La place de Dieu dans la Science de l’univers

Les découvertes récentes des sciences de l’univers nous font prendre conscience de la grandeur et de la complexité inimaginable de ce dernier. L’apparition de la vie et de l’homme dépend tellement du réglage fin des constantes initiales, que l’univers semble créé pour faire surgir la conscience : c’est le principe anthropique. Et si Dieu et les lois de l’univers ne faisaient qu’un?

Par Fernand Figares –Directeur National de Nouvelle Acropole Belgique

Depuis toujours, l’homme n’a cessé de s’interroger sur sa place dans l’univers. Avec l’avènement de la science moderne et la perte d’intérêt pour la mythologie, alors que nous avons réussi à mesurer l’univers et à faire l’inventaire de son contenu matériel, cette interrogation a pris une formulation plus précise : pourquoi l’univers observé est-il si vaste et comporte-t-il un si grand nombre de galaxies (évalué à des centaines de milliards) ? Dans ce cadre, est-ce que l’apparition de la vie et de l’homme est purement le fruit du hasard ? Autrement dit, est-ce que notre existence est accidentelle, insignifiante, voire absurde ?

Avant le développement de la cosmologie relativiste (application de la théorie de la relativité générale à l’univers), ces questions relevaient uniquement de la philosophie ou de la théologie.

Depuis, toute une série d’idées, de théories et d’observations ont conduit les cosmologistes aux premières réflexions qui devaient aboutir, il y a environ trente ans, à un ensemble d’idées, appelé « principe anthropique ». Ce principe soulève aujourd’hui énormément d’intérêt dans les milieux scientifiques et philosophiques, bien qu’il fasse également l’objet de beaucoup de controverses et de critiques.
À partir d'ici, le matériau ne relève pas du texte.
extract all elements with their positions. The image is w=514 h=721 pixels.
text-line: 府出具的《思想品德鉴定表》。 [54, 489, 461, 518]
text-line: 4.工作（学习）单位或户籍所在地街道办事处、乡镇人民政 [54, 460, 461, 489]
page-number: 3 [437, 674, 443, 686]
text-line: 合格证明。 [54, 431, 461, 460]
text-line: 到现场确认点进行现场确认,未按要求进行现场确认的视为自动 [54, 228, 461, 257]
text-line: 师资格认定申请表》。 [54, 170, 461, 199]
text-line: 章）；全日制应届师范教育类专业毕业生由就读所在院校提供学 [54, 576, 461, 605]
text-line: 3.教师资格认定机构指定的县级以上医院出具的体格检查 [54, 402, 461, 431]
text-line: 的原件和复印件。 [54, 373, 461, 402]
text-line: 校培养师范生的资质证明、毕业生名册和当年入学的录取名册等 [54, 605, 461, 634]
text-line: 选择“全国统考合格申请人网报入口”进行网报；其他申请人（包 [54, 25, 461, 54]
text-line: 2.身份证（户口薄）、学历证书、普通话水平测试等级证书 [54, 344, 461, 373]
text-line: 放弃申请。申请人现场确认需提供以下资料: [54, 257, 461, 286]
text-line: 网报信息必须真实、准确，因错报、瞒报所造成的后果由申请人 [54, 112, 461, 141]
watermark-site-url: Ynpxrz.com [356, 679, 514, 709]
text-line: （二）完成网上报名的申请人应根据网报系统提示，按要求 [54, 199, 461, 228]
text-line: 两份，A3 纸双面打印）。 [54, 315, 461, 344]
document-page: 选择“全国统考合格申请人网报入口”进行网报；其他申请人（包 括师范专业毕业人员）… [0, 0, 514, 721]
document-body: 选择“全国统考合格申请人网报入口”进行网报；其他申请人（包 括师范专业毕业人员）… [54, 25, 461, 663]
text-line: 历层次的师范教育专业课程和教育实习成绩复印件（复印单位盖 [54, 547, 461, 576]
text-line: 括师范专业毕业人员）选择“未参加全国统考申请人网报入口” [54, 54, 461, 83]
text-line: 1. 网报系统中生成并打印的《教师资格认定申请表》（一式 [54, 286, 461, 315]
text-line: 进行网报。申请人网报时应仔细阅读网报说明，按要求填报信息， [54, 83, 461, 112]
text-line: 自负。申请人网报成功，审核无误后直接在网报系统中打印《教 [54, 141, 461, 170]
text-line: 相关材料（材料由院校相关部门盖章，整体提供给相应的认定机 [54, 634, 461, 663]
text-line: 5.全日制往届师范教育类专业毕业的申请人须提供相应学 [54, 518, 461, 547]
Le « principe anthropique »

L’univers semble réglé de façon extrêmement précise pour qu’il puisse héberger la vie et la conscience et que surgisse un observateur capable d’apprécier son harmonie. C’est ce qu’on appelle le « principe anthropique », du grec anthropos, homme.

Selon la forme faible du principe anthropique (Weak Anthropic Principle), la présence d’observateurs dans l’univers (c’est-à-dire nous) impose des contraintes sur la position temporelle de ceux-ci ainsi que sur les variables cosmologiques telles que la taille et la densité de l’univers.

La forme forte du principe anthropique (Strong Anthropic Principle) stipule que la présence d’observateurs dans l’univers impose aussi des contraintes sur l’ensemble des caractéristiques de celui-ci, y compris les valeurs des paramètres fondamentaux de la physique qui le caractérise. Autrement dit, l’univers, depuis sa naissance, doit être orienté et adapté à l’apparition d’êtres vivants évolués. Il s’agit là d’une proposition de caractère manifestement métaphysique. Ceci est illustré par le physicien Dyson en ces termes :

« Lorsque nous regardons l’univers et identifions les multiples accidents de la physique et de l’astronomie qui ont travaillé de concert à notre profit, tout semble s’être passé comme si l’univers devait, en quelque sorte, savoir que nous avions à apparaître ».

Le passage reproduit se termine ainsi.